À la recherche de connexions qui tiennent

Par Sherley De DeurwaerderLex Kleren Changer en anglais pour l'article original

Une simple panne peut couper les gens des services vitaux, les laissant isolés dans un monde interconnecté. Les réponses varient : certaines sont locales et décentralisées, mises en place par des groupes de personnes ; d'autres sont des systèmes de haute technologie mis au point par des entreprises ou des gouvernements.

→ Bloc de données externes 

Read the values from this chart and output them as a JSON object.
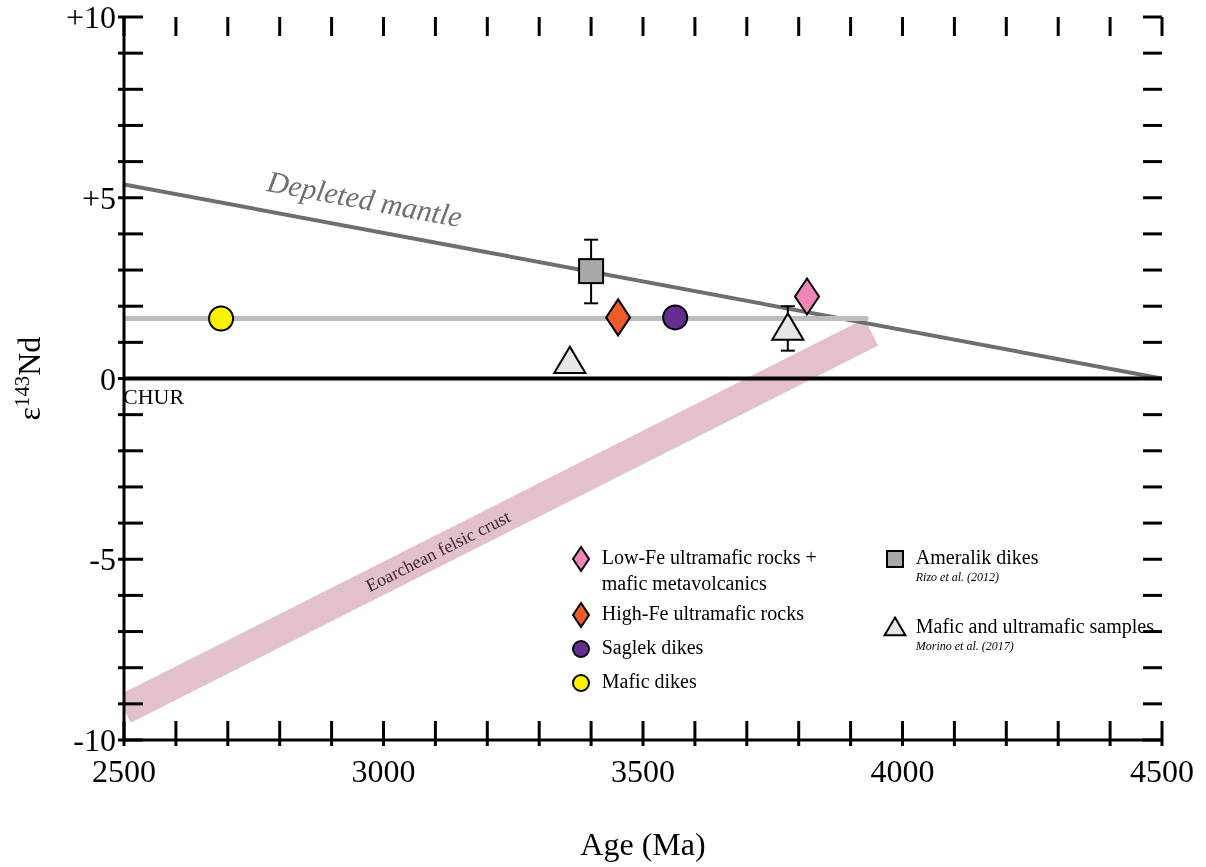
{
  "chart_data": {
    "type": "scatter",
    "xlabel": "Age (Ma)",
    "ylabel": "ε$^{143}$Nd",
    "xlim": [
      2500,
      4500
    ],
    "ylim": [
      -10,
      10
    ],
    "xticks": [
      2500,
      {
        "value": 2600,
        "label": null
      },
      {
        "value": 2700,
        "label": null
      },
      {
        "value": 2800,
        "label": null
      },
      {
        "value": 2900,
        "label": null
      },
      3000,
      {
        "value": 3100,
        "label": null
      },
      {
        "value": 3200,
        "label": null
      },
      {
        "value": 3300,
        "label": null
      },
      {
        "value": 3400,
        "label": null
      },
      3500,
      {
        "value": 3600,
        "label": null
      },
      {
        "value": 3700,
        "label": null
      },
      {
        "value": 3800,
        "label": null
      },
      {
        "value": 3900,
        "label": null
      },
      4000,
      {
        "value": 4100,
        "label": null
      },
      {
        "value": 4200,
        "label": null
      },
      {
        "value": 4300,
        "label": null
      },
      {
        "value": 4400,
        "label": null
      },
      4500
    ],
    "yticks": [
      -10,
      {
        "value": -9,
        "label": null
      },
      {
        "value": -8,
        "label": null
      },
      {
        "value": -7,
        "label": null
      },
      {
        "value": -6,
        "label": null
      },
      -5,
      {
        "value": -4,
        "label": null
      },
      {
        "value": -3,
        "label": null
      },
      {
        "value": -2,
        "label": null
      },
      {
        "value": -1,
        "label": null
      },
      0,
      {
        "value": 1,
        "label": null
      },
      {
        "value": 2,
        "label": null
      },
      {
        "value": 3,
        "label": null
      },
      {
        "value": 4,
        "label": null
      },
      {
        "value": 5,
        "label": "+5"
      },
      {
        "value": 6,
        "label": null
      },
      {
        "value": 7,
        "label": null
      },
      {
        "value": 8,
        "label": null
      },
      {
        "value": 9,
        "label": null
      },
      {
        "value": 10,
        "label": "+10"
      }
    ],
    "grid": false,
    "legend": "bottom right",
    "ref_lines": [
      {
        "axis": "y",
        "value": 0,
        "label": "CHUR",
        "color": "#000000"
      }
    ],
    "annotations": [
      "Rizo et al. (2012)",
      "Morino et al. (2017)"
    ],
    "series": [
      {
        "type": "line",
        "name": "Eoarchean felsic crust",
        "color": "#e3c1cc",
        "x": [
          2500,
          3940
        ],
        "values": [
          -9.15,
          1.28
        ]
      },
      {
        "type": "line",
        "name": "Depleted mantle",
        "color": "#6d6e71",
        "x": [
          2500,
          4500
        ],
        "values": [
          5.37,
          0
        ]
      },
      {
        "type": "line",
        "color": "#bcbdbf",
        "x": [
          2500,
          3930
        ],
        "values": [
          1.66,
          1.66
        ]
      },
      {
        "name": "Low-Fe ultramafic rocks + mafic metavolcanics",
        "color": "#f086b8",
        "marker": "diamond",
        "x": [
          3816
        ],
        "values": [
          2.27
        ]
      },
      {
        "name": "High-Fe ultramafic rocks",
        "color": "#f15a29",
        "marker": "diamond",
        "x": [
          3452
        ],
        "values": [
          1.69
        ]
      },
      {
        "name": "Saglek dikes",
        "color": "#662d91",
        "marker": "circle",
        "x": [
          3562
        ],
        "values": [
          1.69
        ]
      },
      {
        "name": "Mafic dikes",
        "color": "#fff200",
        "marker": "circle",
        "x": [
          2687
        ],
        "values": [
          1.66
        ]
      },
      {
        "name": "Ameralik dikes",
        "color": "#a7a9ac",
        "marker": "square",
        "x": [
          3400
        ],
        "values": [
          2.97
        ],
        "errors": [
          [
            2.08,
            3.84
          ]
        ]
      },
      {
        "name": "Mafic and ultramafic samples",
        "color": "#e6e7e8",
        "marker": "triangle",
        "x": [
          3359,
          3779
        ],
        "values": [
          0.45,
          1.37
        ],
        "errors": [
          null,
          [
            0.77,
            2.0
          ]
        ]
      }
    ]
  }
}
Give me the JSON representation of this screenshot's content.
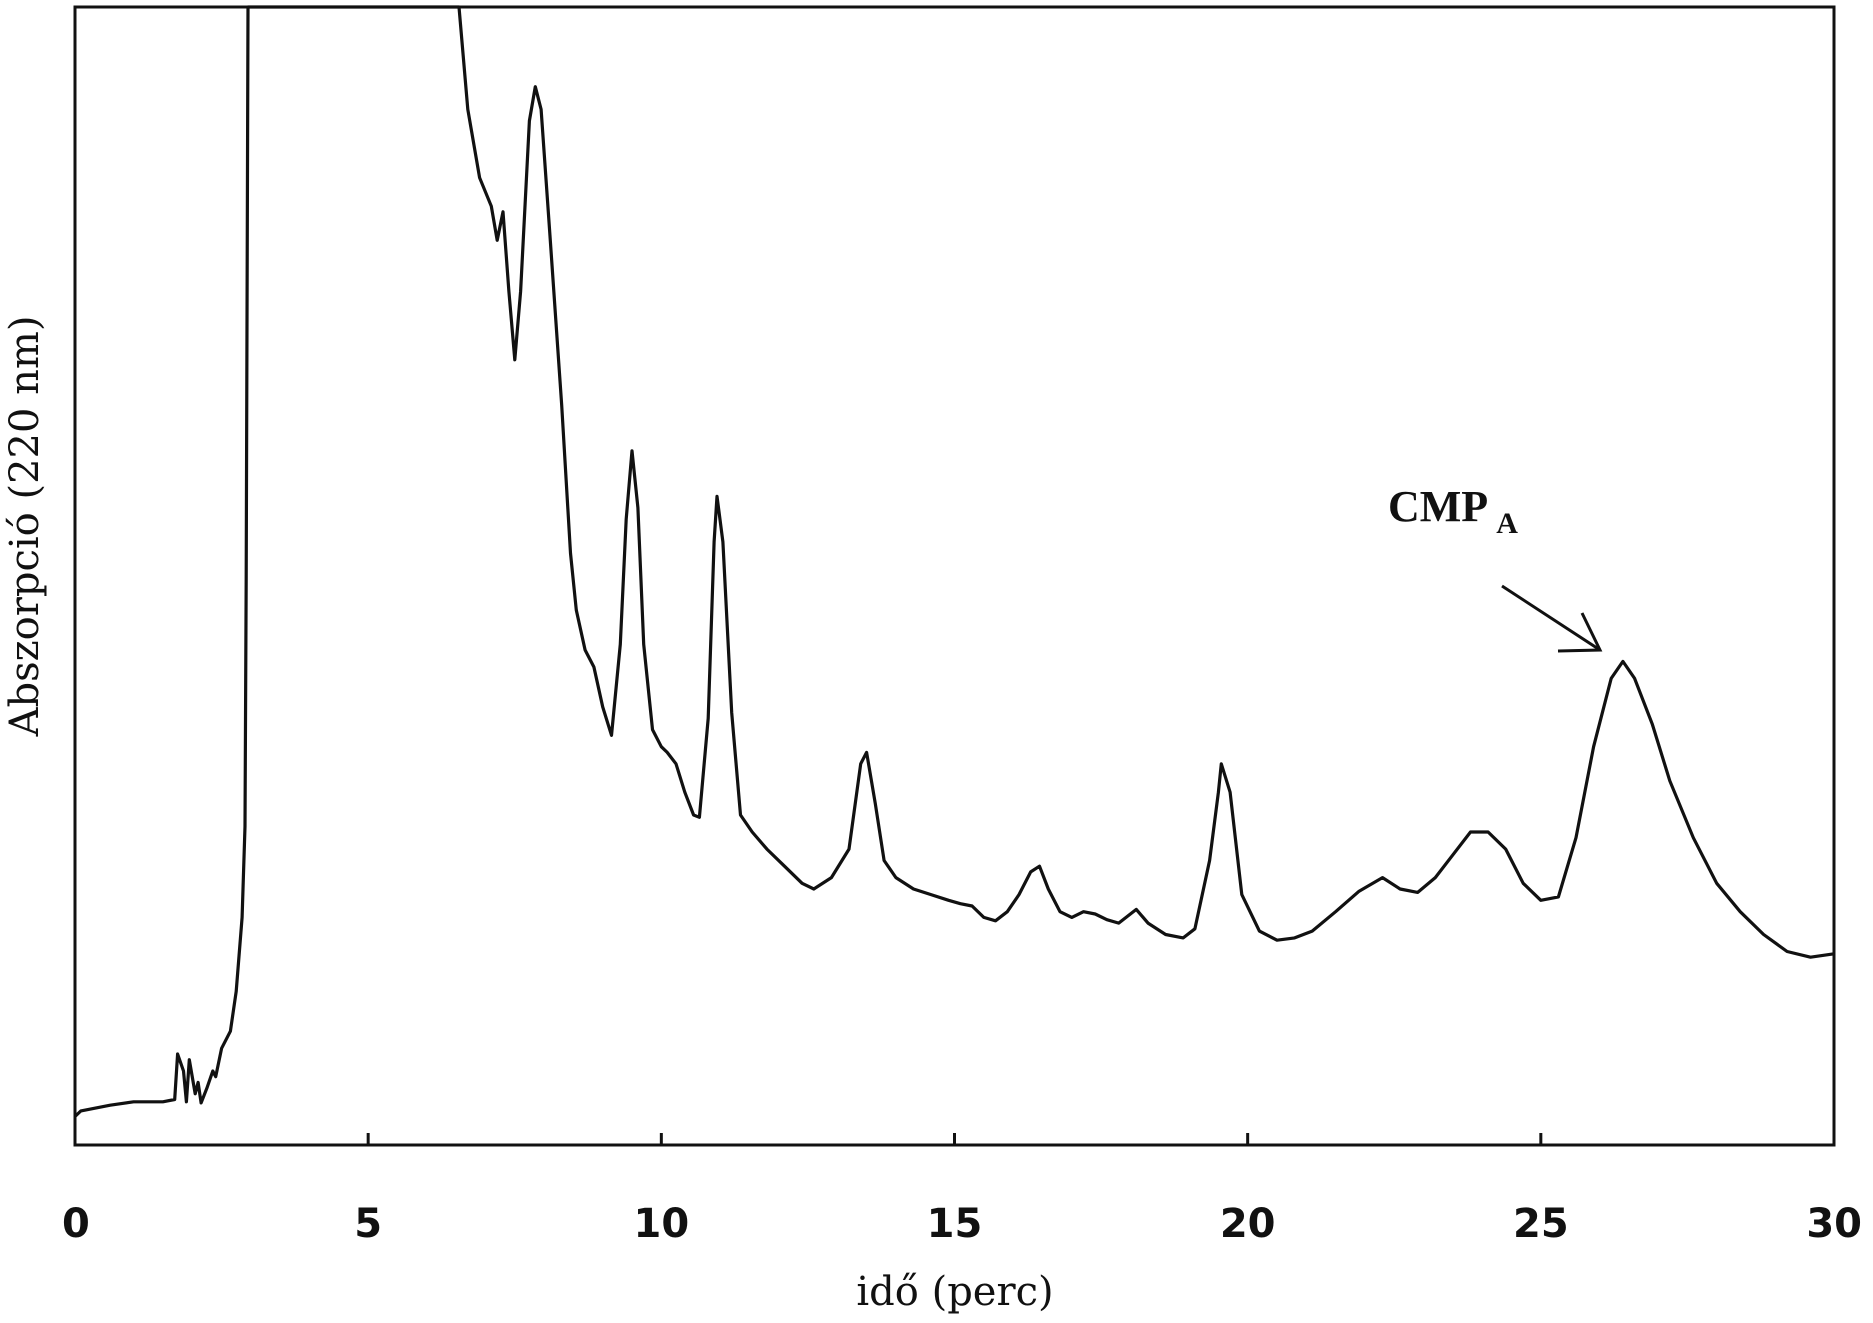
{
  "chart_data": {
    "type": "line",
    "xlabel": "idő (perc)",
    "ylabel": "Abszorpció (220 nm)",
    "xlim": [
      0,
      30
    ],
    "ylim": [
      0,
      100
    ],
    "x_ticks": [
      "0",
      "5",
      "10",
      "15",
      "20",
      "25",
      "30"
    ],
    "y_ticks_shown": false,
    "grid": false,
    "series": [
      {
        "points": [
          [
            0,
            2.5
          ],
          [
            0.1,
            3.0
          ],
          [
            0.6,
            3.5
          ],
          [
            1.0,
            3.8
          ],
          [
            1.5,
            3.8
          ],
          [
            1.7,
            4.0
          ],
          [
            1.75,
            8.0
          ],
          [
            1.85,
            6.5
          ],
          [
            1.9,
            3.8
          ],
          [
            1.95,
            7.5
          ],
          [
            2.05,
            4.5
          ],
          [
            2.1,
            5.5
          ],
          [
            2.15,
            3.7
          ],
          [
            2.25,
            5.0
          ],
          [
            2.35,
            6.5
          ],
          [
            2.4,
            6.0
          ],
          [
            2.5,
            8.5
          ],
          [
            2.65,
            10.0
          ],
          [
            2.75,
            13.5
          ],
          [
            2.85,
            20.0
          ],
          [
            2.9,
            28.0
          ],
          [
            2.92,
            50.0
          ],
          [
            2.95,
            100.0
          ],
          [
            6.55,
            100.0
          ],
          [
            6.7,
            91.0
          ],
          [
            6.9,
            85.0
          ],
          [
            7.1,
            82.5
          ],
          [
            7.2,
            79.5
          ],
          [
            7.3,
            82.0
          ],
          [
            7.4,
            75.0
          ],
          [
            7.5,
            69.0
          ],
          [
            7.6,
            75.0
          ],
          [
            7.75,
            90.0
          ],
          [
            7.85,
            93.0
          ],
          [
            7.95,
            91.0
          ],
          [
            8.1,
            80.0
          ],
          [
            8.3,
            65.0
          ],
          [
            8.45,
            52.0
          ],
          [
            8.55,
            47.0
          ],
          [
            8.7,
            43.5
          ],
          [
            8.85,
            42.0
          ],
          [
            9.0,
            38.5
          ],
          [
            9.15,
            36.0
          ],
          [
            9.3,
            44.0
          ],
          [
            9.4,
            55.0
          ],
          [
            9.5,
            61.0
          ],
          [
            9.6,
            56.0
          ],
          [
            9.7,
            44.0
          ],
          [
            9.85,
            36.5
          ],
          [
            10.0,
            35.0
          ],
          [
            10.1,
            34.5
          ],
          [
            10.25,
            33.5
          ],
          [
            10.4,
            31.0
          ],
          [
            10.55,
            29.0
          ],
          [
            10.65,
            28.8
          ],
          [
            10.8,
            37.5
          ],
          [
            10.9,
            53.0
          ],
          [
            10.95,
            57.0
          ],
          [
            11.05,
            53.0
          ],
          [
            11.2,
            38.0
          ],
          [
            11.35,
            29.0
          ],
          [
            11.55,
            27.5
          ],
          [
            11.8,
            26.0
          ],
          [
            12.1,
            24.5
          ],
          [
            12.4,
            23.0
          ],
          [
            12.6,
            22.5
          ],
          [
            12.9,
            23.5
          ],
          [
            13.2,
            26.0
          ],
          [
            13.4,
            33.5
          ],
          [
            13.5,
            34.5
          ],
          [
            13.65,
            30.0
          ],
          [
            13.8,
            25.0
          ],
          [
            14.0,
            23.5
          ],
          [
            14.3,
            22.5
          ],
          [
            14.6,
            22.0
          ],
          [
            14.9,
            21.5
          ],
          [
            15.1,
            21.2
          ],
          [
            15.3,
            21.0
          ],
          [
            15.5,
            20.0
          ],
          [
            15.7,
            19.7
          ],
          [
            15.9,
            20.5
          ],
          [
            16.1,
            22.0
          ],
          [
            16.3,
            24.0
          ],
          [
            16.45,
            24.5
          ],
          [
            16.6,
            22.5
          ],
          [
            16.8,
            20.5
          ],
          [
            17.0,
            20.0
          ],
          [
            17.2,
            20.5
          ],
          [
            17.4,
            20.3
          ],
          [
            17.6,
            19.8
          ],
          [
            17.8,
            19.5
          ],
          [
            18.1,
            20.7
          ],
          [
            18.3,
            19.5
          ],
          [
            18.6,
            18.5
          ],
          [
            18.9,
            18.2
          ],
          [
            19.1,
            19.0
          ],
          [
            19.35,
            25.0
          ],
          [
            19.5,
            31.0
          ],
          [
            19.55,
            33.5
          ],
          [
            19.7,
            31.0
          ],
          [
            19.9,
            22.0
          ],
          [
            20.2,
            18.8
          ],
          [
            20.5,
            18.0
          ],
          [
            20.8,
            18.2
          ],
          [
            21.1,
            18.8
          ],
          [
            21.5,
            20.5
          ],
          [
            21.9,
            22.3
          ],
          [
            22.3,
            23.5
          ],
          [
            22.6,
            22.5
          ],
          [
            22.9,
            22.2
          ],
          [
            23.2,
            23.5
          ],
          [
            23.5,
            25.5
          ],
          [
            23.8,
            27.5
          ],
          [
            24.1,
            27.5
          ],
          [
            24.4,
            26.0
          ],
          [
            24.7,
            23.0
          ],
          [
            25.0,
            21.5
          ],
          [
            25.3,
            21.8
          ],
          [
            25.6,
            27.0
          ],
          [
            25.9,
            35.0
          ],
          [
            26.2,
            41.0
          ],
          [
            26.4,
            42.5
          ],
          [
            26.6,
            41.0
          ],
          [
            26.9,
            37.0
          ],
          [
            27.2,
            32.0
          ],
          [
            27.6,
            27.0
          ],
          [
            28.0,
            23.0
          ],
          [
            28.4,
            20.5
          ],
          [
            28.8,
            18.5
          ],
          [
            29.2,
            17.0
          ],
          [
            29.6,
            16.5
          ],
          [
            30.0,
            16.8
          ]
        ]
      }
    ],
    "annotations": [
      {
        "text": "CMP",
        "subscript": "A",
        "x": 26.3,
        "y": 42.5
      }
    ]
  }
}
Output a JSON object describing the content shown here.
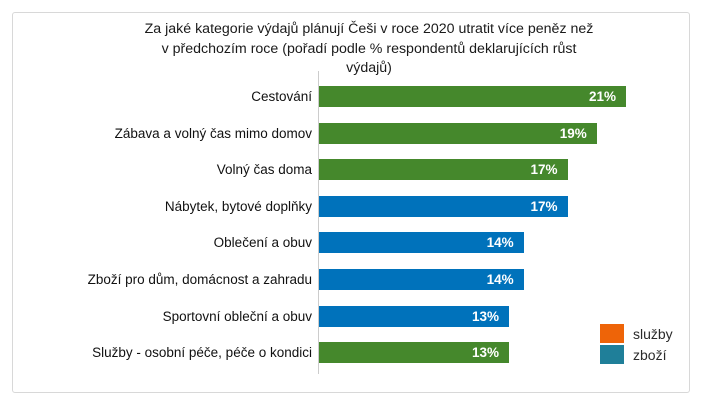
{
  "chart_data": {
    "type": "bar",
    "orientation": "horizontal",
    "title": "Za jaké kategorie výdajů plánují Češi v roce 2020 utratit více peněz než v předchozím roce (pořadí podle % respondentů deklarujících růst výdajů)",
    "title_lines": [
      "Za jaké kategorie výdajů plánují Češi v roce 2020 utratit více peněz než",
      "v předchozím roce (pořadí podle % respondentů deklarujících růst",
      "výdajů)"
    ],
    "categories": [
      "Cestování",
      "Zábava a volný čas mimo domov",
      "Volný čas doma",
      "Nábytek, bytové doplňky",
      "Oblečení a obuv",
      "Zboží pro dům, domácnost a zahradu",
      "Sportovní oblečení a obuv",
      "Služby - osobní péče, péče o kondici"
    ],
    "values": [
      21,
      19,
      17,
      17,
      14,
      14,
      13,
      13
    ],
    "bars": [
      {
        "label": "Cestování",
        "value": 21,
        "value_label": "21%",
        "group": "služby",
        "color": "#45882c"
      },
      {
        "label": "Zábava a volný čas mimo domov",
        "value": 19,
        "value_label": "19%",
        "group": "služby",
        "color": "#45882c"
      },
      {
        "label": "Volný čas doma",
        "value": 17,
        "value_label": "17%",
        "group": "služby",
        "color": "#45882c"
      },
      {
        "label": "Nábytek, bytové doplňky",
        "value": 17,
        "value_label": "17%",
        "group": "zboží",
        "color": "#0072bb"
      },
      {
        "label": "Oblečení a obuv",
        "value": 14,
        "value_label": "14%",
        "group": "zboží",
        "color": "#0072bb"
      },
      {
        "label": "Zboží pro dům, domácnost a zahradu",
        "value": 14,
        "value_label": "14%",
        "group": "zboží",
        "color": "#0072bb"
      },
      {
        "label": "Sportovní obleční a obuv",
        "value": 13,
        "value_label": "13%",
        "group": "zboží",
        "color": "#0072bb"
      },
      {
        "label": "Služby - osobní péče, péče o kondici",
        "value": 13,
        "value_label": "13%",
        "group": "služby",
        "color": "#45882c"
      }
    ],
    "xlim": [
      0,
      25
    ],
    "grid": false,
    "value_label_color": "#ffffff",
    "legend": {
      "position": "bottom-right",
      "entries": [
        {
          "label": "služby",
          "color": "#ee6408"
        },
        {
          "label": "zboží",
          "color": "#1f7f99"
        }
      ]
    }
  }
}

Les deux types de réponse offrent une certaine résilience et répartissent le contrôle de différentes manières.

Vous rappelez-vous juillet 2025, lorsque Post – le plus grand fournisseur de télécommunications du Luxembourg – a été victime d'une panne qui a coupé les connexions internet et téléphoniques ? L'ensemble du réseau a été affecté au point que les résident·e·s ne pouvaient plus joindre les services d'urgence, ce qui a conduit le service national de secours, le CGDIS, à avertir que les appels à la ligne d'urgence ne pouvaient pas être transmis. Ce qui, au départ, a pu apparaître à certain·e·s comme un incident technique s'est progressivement transformé en une source de confusion à l'échelle nationale : Claude Strasser, directeur de la société Post, a d'abord attribué la panne à une erreur logicielle, avant de la décrire, un jour plus tard, comme le résultat d'une cyberattaque "exceptionnellement avancée".

Ce qui n'a duré qu'un après-midi au Luxembourg est une réalité quotidienne dans d'autres parties du monde, et souvent à dessein. En Chine, le Grand Pare-feu bloque régulièrement l'accès aux applications de messagerie et aux moteurs de recherche. En Iran, des coupures d'internet généralisées ont été imposées par intermittence depuis janvier, laissant les citoyen·ne·s dans l'embarras pour trouver des moyens de communiquer. L'Inde a également connu des fermetures répétées ordonnées par l'État, avec des centaines de millions de personnes touchées dans certaines régions lors d'élections ou de manifestations – et la liste est encore longue. Le problème fondamental réside dans le fait que les réseaux de communication sont fragiles et peuvent être délibérément désactivés, brouillés ou censurés, ce qui prive les civil·e·s d'informations et de services essentiels, qu'il s'agisse d'interventions d'urgence, de soins de santé, de transactions financières, d'éducation ou d'administration publique.